Après la Libération et dès les procès de Pétain et de Laval, c’est la thèse pétainiste qui a étrangement primé. Comme le compte-rendu de l’entretien demeurait caché, et comme la rencontre n’avait pas été suivie de concessions majeures, l’idée d’un contact exploratoire, voire, du côté vichyste, protestataire, a fait son chemin. Les résistants ont peu à peu abandonné l’idée d’en faire un grief primordial contre un régime qui offrait, crurent-ils, de plus graves abandons. Et les exégètes pétainistes se sont enhardis jusqu’à faire du Pétain de la Seconde Guerre un équivalent de celui de la Première, en exaltant la rencontre comme un « Verdun diplomatique », suivant le livre de Louis-Dominique Girard, ancien chef du cabinet civil du maréchal, paru en 1948.

De même, l’interprète allemand Schmidt a, après la guerre, entériné cette thèse. Mais lequel de ses textes est-il sincère ? Celui rédigé sur le moment, et lu peu après par des témoins de l’entretien, ou ses déclarations écrites après-guerre, pour faire plaisir à ses geôliers ? Mentir dans son compte-rendu d’origine lui aurait valu un aller simple pour Dachau.
Il faut remarquer qu’en ce début de guerre froide la réhabilitation de Pétain était, pour de larges cercles diplomatiques occidentaux, un avatar de celle de Franco. C’est le refus opposé, disait-on, par le Caudillo le 23 octobre, lors de la rencontre à Hendaye, à un Hitler qui lui demandait d’entrer en guerre et d’assiéger Gibraltar, qui aurait empêché l’Allemagne de porter un coup terrible à l’Angleterre, comme à son éventuel allié américain, en bouclant la Méditerranée. Il ne restait plus qu’à inventer une connivence secrète entre Pétain et Franco avant leurs rencontres avec Hitler, ce que Girard fit avec enthousiasme.

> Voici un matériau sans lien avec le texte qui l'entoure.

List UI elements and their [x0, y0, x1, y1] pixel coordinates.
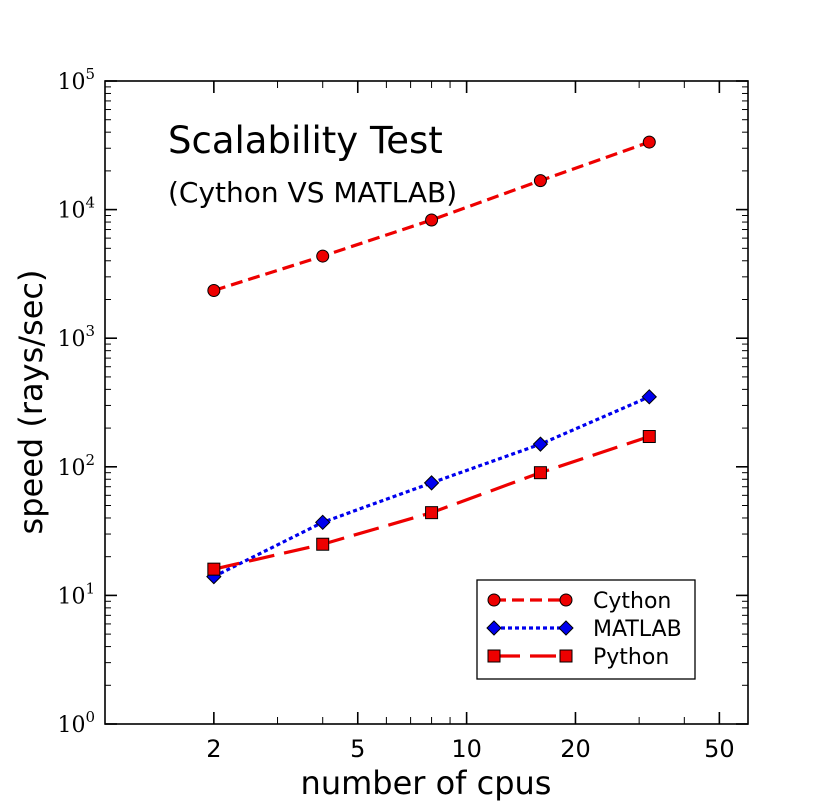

Allocution de Philippe Pétain du 30 octobre 1940

1942.05.08 - Les Actualités Mondiales - Grandeur de L'Oeuvre du Maréchal Pétain

Sources :
François DELPLA, Montoire : les raisons d’une cécité, Guerres mondiales et conflits contemporains No 220, octobre 2005
François DELPLA, Montoire, une proposition française de collaboration militaire, Historia Magazine, décembre 2000
Dominique VENER, Histoire de la collaboration, Pygmalion, 2000
François DELPLA, Montoire, Albin Michel, 1996
Archives allemandes, ADAP, D XI 212, pages 326-322, compte-rendu de l’interprète Schmidt, disponibles depuis 1961
Note de von Etzdorf citée par Louis NOGUERES, Président de la Haute Cour de Justice, Le Véritable Procès du Maréchal Pétain, Librairie Arthème Fayard, 1955 (p.634-637)
GIRARD (Louis-Dominique), Montoire Verdun diplomatique / Le secret du Maréchal, Paris, André Bonne, 1948.
Le Monde, édition du 6 mars 1946

Montoire, Verdun diplomatique
Louis-Dominique Girard
Editions André Bonne
1948
OPL 130.021

Ce vieux livre aux pages jaunies par le temps est tout simplement fascinant.
M. Girard, qui fut secrétaire du cabinet privé du Maréchal Pétain, nous y livre une thèse qui a volé en éclat depuis, notamment grâce à François Delpla dans son «Montoire» et aux révélations que nous livrent les archives allemandes au travers des rapports établis sur-le-champ par l’interprète allemand Schmidt suite aux entrevues Laval-Hitler et Pétain-Hitler de Montoire.
Sur 516 pages, M. Girard nous offre un hymne à la mémoire de Vichy et de l’action du Maréchal Pétain. Pratiquement à chaque page, des erreurs ou omissions flagrantes font bondir le lecteur averti. Mais le ton, le style, les envolées lyriques suent la sincérité. M. Girard CROIT en ce qu’il nous dit.
Nous avons la faiblesse de penser que, non, tous les collaborateurs n’étaient pas des « salauds ». Une certaine élite française s’est vautrée dans une collaboration certes coupable, mais en pensant sincèrement et honnêtement servir la France. L’auteur en fait très probablement partie.